Teachers union scolding…

  • State lawmakers grilled leaders of New Jersey’s largest teachers union last week over hidden-camera videos appearing to show local union officials discussing protecting teachers accused of abusing students. NJ.com, NJ Spotlight

Spelling bee…

  • New Jersey students were tripped up by the words “gelinotte” and “paillasson” at last week’s national spelling bee. NJ.com

Extra credit

Want to showcase your school or an upcoming education event? Send me photos and details.

Students from Hawkins Street School performed for Newark teachers at the “Spring Colloquium” on Saturday.

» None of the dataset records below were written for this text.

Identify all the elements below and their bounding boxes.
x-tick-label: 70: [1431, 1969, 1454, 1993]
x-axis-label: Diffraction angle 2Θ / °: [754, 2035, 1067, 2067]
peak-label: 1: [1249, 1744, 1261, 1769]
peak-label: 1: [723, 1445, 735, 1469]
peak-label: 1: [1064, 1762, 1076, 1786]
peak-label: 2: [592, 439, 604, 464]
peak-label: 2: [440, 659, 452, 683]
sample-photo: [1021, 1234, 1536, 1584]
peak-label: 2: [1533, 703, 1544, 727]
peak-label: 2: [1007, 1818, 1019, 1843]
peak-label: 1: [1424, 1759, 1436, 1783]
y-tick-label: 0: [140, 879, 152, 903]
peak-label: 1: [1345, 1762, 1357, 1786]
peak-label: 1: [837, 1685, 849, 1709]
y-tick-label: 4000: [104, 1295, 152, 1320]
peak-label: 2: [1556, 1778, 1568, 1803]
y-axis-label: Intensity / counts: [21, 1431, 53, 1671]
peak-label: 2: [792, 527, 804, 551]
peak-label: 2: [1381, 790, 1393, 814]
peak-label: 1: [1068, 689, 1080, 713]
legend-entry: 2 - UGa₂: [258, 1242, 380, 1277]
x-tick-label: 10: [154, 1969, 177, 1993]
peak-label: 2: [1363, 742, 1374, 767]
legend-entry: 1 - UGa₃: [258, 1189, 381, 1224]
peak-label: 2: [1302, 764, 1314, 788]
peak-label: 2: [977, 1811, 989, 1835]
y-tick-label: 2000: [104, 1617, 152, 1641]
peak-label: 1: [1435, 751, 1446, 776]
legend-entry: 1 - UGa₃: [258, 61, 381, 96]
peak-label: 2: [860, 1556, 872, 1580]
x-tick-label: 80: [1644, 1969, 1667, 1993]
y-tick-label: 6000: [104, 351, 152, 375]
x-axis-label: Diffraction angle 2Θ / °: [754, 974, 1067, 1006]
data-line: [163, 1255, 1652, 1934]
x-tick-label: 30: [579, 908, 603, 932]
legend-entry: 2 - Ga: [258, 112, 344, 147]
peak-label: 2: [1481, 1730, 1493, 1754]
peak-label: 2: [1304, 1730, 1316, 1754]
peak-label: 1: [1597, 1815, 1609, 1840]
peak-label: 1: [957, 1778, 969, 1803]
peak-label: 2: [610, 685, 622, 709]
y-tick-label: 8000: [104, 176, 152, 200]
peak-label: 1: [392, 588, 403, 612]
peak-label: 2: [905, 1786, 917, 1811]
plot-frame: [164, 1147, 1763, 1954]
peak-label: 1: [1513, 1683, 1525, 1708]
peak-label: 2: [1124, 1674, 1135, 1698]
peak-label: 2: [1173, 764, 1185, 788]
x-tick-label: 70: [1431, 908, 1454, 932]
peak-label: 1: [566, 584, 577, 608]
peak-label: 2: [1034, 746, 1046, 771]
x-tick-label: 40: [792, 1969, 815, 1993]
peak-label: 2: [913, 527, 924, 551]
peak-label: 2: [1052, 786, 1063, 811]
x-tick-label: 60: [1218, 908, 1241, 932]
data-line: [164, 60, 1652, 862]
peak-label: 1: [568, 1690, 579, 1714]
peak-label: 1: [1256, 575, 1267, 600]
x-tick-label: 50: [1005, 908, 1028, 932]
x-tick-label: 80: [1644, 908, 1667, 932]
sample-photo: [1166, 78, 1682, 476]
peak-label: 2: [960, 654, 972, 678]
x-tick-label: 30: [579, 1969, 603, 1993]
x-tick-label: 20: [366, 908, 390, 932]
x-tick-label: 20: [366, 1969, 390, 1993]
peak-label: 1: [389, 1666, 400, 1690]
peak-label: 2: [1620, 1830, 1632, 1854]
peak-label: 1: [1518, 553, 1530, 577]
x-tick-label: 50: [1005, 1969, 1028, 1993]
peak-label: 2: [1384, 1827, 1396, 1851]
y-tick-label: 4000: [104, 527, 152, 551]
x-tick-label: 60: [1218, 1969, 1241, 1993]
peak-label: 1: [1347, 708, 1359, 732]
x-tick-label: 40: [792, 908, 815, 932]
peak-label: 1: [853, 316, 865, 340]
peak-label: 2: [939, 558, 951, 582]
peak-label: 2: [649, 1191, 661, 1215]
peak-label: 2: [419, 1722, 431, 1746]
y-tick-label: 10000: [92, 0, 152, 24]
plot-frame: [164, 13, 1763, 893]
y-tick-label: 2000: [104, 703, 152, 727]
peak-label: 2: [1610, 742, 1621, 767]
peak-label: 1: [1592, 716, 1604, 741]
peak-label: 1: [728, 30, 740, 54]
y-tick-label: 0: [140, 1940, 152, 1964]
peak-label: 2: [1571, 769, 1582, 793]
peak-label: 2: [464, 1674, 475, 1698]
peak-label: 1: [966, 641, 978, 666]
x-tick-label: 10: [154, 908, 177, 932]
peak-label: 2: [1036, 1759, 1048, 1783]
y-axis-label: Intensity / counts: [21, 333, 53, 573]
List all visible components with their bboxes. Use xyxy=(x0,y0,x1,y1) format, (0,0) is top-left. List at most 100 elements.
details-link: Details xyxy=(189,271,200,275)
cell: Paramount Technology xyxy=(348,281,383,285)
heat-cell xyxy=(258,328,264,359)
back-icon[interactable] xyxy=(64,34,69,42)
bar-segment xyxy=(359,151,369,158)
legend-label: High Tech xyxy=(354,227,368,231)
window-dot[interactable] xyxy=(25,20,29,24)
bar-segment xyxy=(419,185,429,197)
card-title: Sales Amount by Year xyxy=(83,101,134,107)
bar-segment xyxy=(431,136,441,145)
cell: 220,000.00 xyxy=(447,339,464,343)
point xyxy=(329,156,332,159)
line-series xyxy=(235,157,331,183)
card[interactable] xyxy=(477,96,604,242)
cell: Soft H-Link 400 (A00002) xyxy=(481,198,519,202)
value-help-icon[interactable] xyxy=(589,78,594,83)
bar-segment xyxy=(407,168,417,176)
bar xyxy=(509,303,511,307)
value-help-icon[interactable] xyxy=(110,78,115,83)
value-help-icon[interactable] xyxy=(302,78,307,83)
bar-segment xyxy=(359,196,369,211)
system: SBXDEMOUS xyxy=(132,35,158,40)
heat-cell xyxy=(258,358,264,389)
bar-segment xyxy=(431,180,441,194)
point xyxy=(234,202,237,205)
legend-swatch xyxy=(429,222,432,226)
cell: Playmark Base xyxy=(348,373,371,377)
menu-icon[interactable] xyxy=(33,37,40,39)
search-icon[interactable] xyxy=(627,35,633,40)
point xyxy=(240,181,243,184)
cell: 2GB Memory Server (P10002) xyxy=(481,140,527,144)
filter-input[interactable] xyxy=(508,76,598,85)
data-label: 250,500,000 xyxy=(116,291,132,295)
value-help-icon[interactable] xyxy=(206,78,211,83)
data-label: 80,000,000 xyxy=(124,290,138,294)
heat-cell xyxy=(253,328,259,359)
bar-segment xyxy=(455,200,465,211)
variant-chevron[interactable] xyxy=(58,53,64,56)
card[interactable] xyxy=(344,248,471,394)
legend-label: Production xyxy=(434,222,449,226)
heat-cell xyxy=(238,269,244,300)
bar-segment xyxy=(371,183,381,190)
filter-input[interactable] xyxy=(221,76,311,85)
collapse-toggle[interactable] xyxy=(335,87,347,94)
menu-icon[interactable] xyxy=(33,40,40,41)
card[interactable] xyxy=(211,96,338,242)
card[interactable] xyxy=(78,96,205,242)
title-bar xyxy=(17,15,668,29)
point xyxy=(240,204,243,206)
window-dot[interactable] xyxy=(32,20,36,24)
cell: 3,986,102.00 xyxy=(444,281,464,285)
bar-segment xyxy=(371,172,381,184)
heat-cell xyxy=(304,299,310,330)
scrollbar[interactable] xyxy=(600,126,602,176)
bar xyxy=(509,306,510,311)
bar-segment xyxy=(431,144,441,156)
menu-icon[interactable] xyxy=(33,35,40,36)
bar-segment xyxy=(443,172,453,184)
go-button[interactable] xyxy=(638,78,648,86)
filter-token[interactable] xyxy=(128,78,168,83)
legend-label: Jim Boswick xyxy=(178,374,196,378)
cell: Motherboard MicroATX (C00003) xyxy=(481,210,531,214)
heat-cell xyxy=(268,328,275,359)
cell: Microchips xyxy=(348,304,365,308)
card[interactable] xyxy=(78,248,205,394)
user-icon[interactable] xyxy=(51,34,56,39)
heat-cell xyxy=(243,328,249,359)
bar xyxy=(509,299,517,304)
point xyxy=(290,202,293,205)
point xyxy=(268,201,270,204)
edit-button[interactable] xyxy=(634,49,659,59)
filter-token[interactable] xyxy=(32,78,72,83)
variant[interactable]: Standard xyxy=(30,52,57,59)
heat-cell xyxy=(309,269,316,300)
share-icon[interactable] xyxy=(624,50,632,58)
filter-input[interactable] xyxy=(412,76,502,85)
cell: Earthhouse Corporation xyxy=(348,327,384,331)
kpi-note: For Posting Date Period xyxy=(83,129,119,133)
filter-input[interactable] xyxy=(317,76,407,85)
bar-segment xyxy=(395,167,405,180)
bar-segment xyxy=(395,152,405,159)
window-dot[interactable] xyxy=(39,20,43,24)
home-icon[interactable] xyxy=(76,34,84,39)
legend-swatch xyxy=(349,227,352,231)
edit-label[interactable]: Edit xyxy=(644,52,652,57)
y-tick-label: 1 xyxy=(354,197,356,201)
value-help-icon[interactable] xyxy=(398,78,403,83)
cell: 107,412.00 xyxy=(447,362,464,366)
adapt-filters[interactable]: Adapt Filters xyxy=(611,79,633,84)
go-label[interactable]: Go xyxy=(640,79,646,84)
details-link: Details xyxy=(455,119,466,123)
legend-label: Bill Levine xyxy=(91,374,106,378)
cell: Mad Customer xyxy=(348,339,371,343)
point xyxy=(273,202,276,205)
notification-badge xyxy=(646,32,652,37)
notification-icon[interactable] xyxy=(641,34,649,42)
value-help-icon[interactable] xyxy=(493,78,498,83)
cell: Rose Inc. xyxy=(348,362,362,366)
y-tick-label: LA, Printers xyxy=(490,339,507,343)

Hundreds of educators attended the first-of-its-kind conference at the NJIT campus, which featured over 20 workshops led by Newark Public Schools teachers and administrators. The topics included how to reduce teacher bias, how to promote student activism, and how to use hip hop to teach literacy, among many others.

Interim Superintendent A. Robert Gregory, who came up with the idea for the colloquium, said Newark educators have already found effective solutions to many of the challenges they face in the classroom — now they just need to share those with one another.

“The solution does not have to come from Mars,” he said. “The solution is right here in the city.”